Z, by "uncles", I meant that the mother has lots of temporary partners and the child has no stable male role model. (I didn't mean the mother had lots of brothers!)


Yes, I totally agree. THere are plenty of ch from well off bakcgrounds who are appallingly behaved and either totally spoilt or ignorsd. Here in ED, sadly we are not talking about very rich people! We are talking about the problems the local schools apparently have with the combination of well behaved children plus very badly behaved ch and whether Gove' s disciploine ideas are benefiical or not for improving the behaviour of the latter group and therefore the overall group....

I'd argue that many people are indeed really rather well off in ED! Even if they don't believe it themselves!!! Just because you might not be quite able to afford private school or are choosing to send your children to the good local schools that doesn't mean you're not well off. If you can afford to buy a house in ED, or move to ED for the good schools you're well off, and it doesn't mean the children coming from those families are not the children causing disruptions in class. Look at the thread on swearing for example!
Thought so HH. If they're calling other children gits at 5 years old and telling the teacher to f off when they ask them to apologise where do you draw the line? So no I'm not kidding. That's sounds disruptive to me. How do you know they're not going to continue into primary school with that kind of attitude?
  • 2 weeks later...

cn150 Wrote:

-------------------------------------------------------

> Hello,

> I'm cn150 who started a similar discussion back in

> October 2010. Is it true about the school

> potentially using the Athenlay sports ground? Has

> anyone else heard about this?


I have heard this is true, though not directly from the school. My son is starting at Harris in September and has been playing for Athenlay FC for a few years so the drums have been beating from a couple of directions!

new mother Wrote:

-------------------------------------------------------

>

> BB - we disagree completely I can see.

>


As usual! I do agree with you that disruptive pupils are a big problem but laying the blame solely on parents is a mistake; although that is where it starts it is a more complex than that.
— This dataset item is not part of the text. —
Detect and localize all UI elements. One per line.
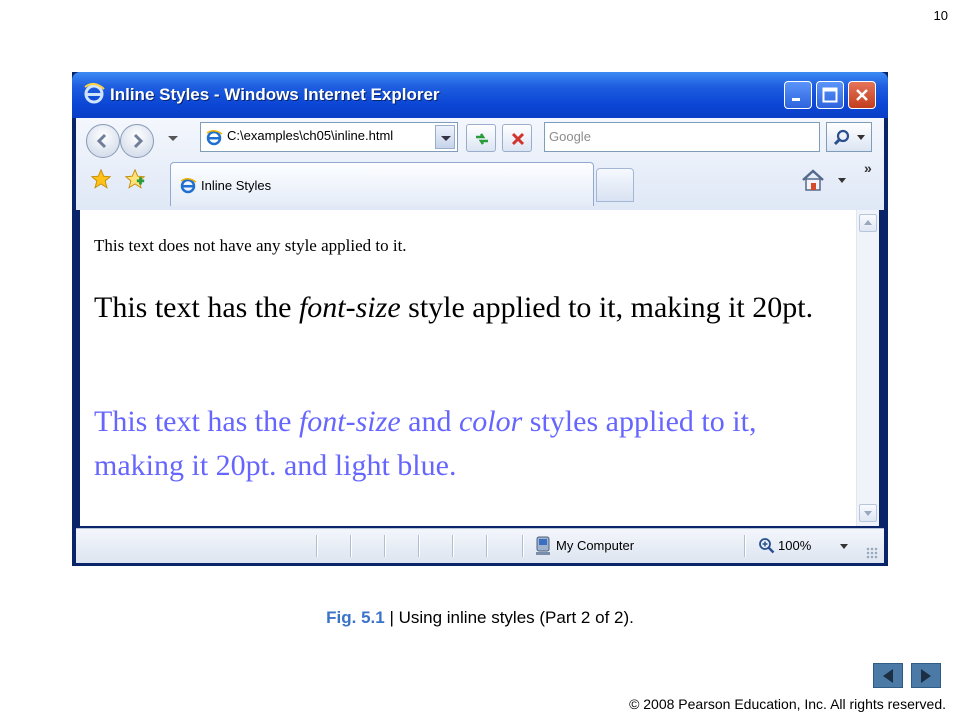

Poor teaching, poor environment, lack of facilties, implicit discrimination, etc can all contribute and pointing the finger at parents can ignore the wider issues. I have watched children who were lovely in nursery become disruptive in Year 1 because of a range of reasons directly contributed by the school. Conversely I have seen troubled children with a difficult family background really blossom at school with supportive guidance from caring adults. A good school has positive relationships with their pupils, not regimented sargent majors. I'm not talking about wishy-washy relationships that let children do what they like but respectful, reciprical relationships that provide clear and consistent boundaries and listen to and support children's individual needs. The best schools I've worked in are the ones like that.

This evening I attended a music recital at my sons primary school, I spotted an older boy from Harris Boys AED the older sibling of a child performing and grilled him as to his experiences of the school especially discipline etc.. He was a charming well spoken, polite boy, said he loved the school, was in the choir, choral choir, and jazz band and that there is also a reggae band and soon to be steel pans, he loves music and is really happy with the music teachers and their enthusiasm. Art is also a favourite lesson, with a great room and new photography lab. There is lots of sports, not his favourite but enjoying it. And no, he has never had any discipline metered out to him, he said if you misbehave then you suffer the consequences. I asked if he had been the victim of any bullying and he said no, and that anyone caught bullying suffered the severest of discipline. My conversation with him did much to calm my worries about the school (especially music as my son loves to sing) and soothe my disappointment of my son getting his fifth choice.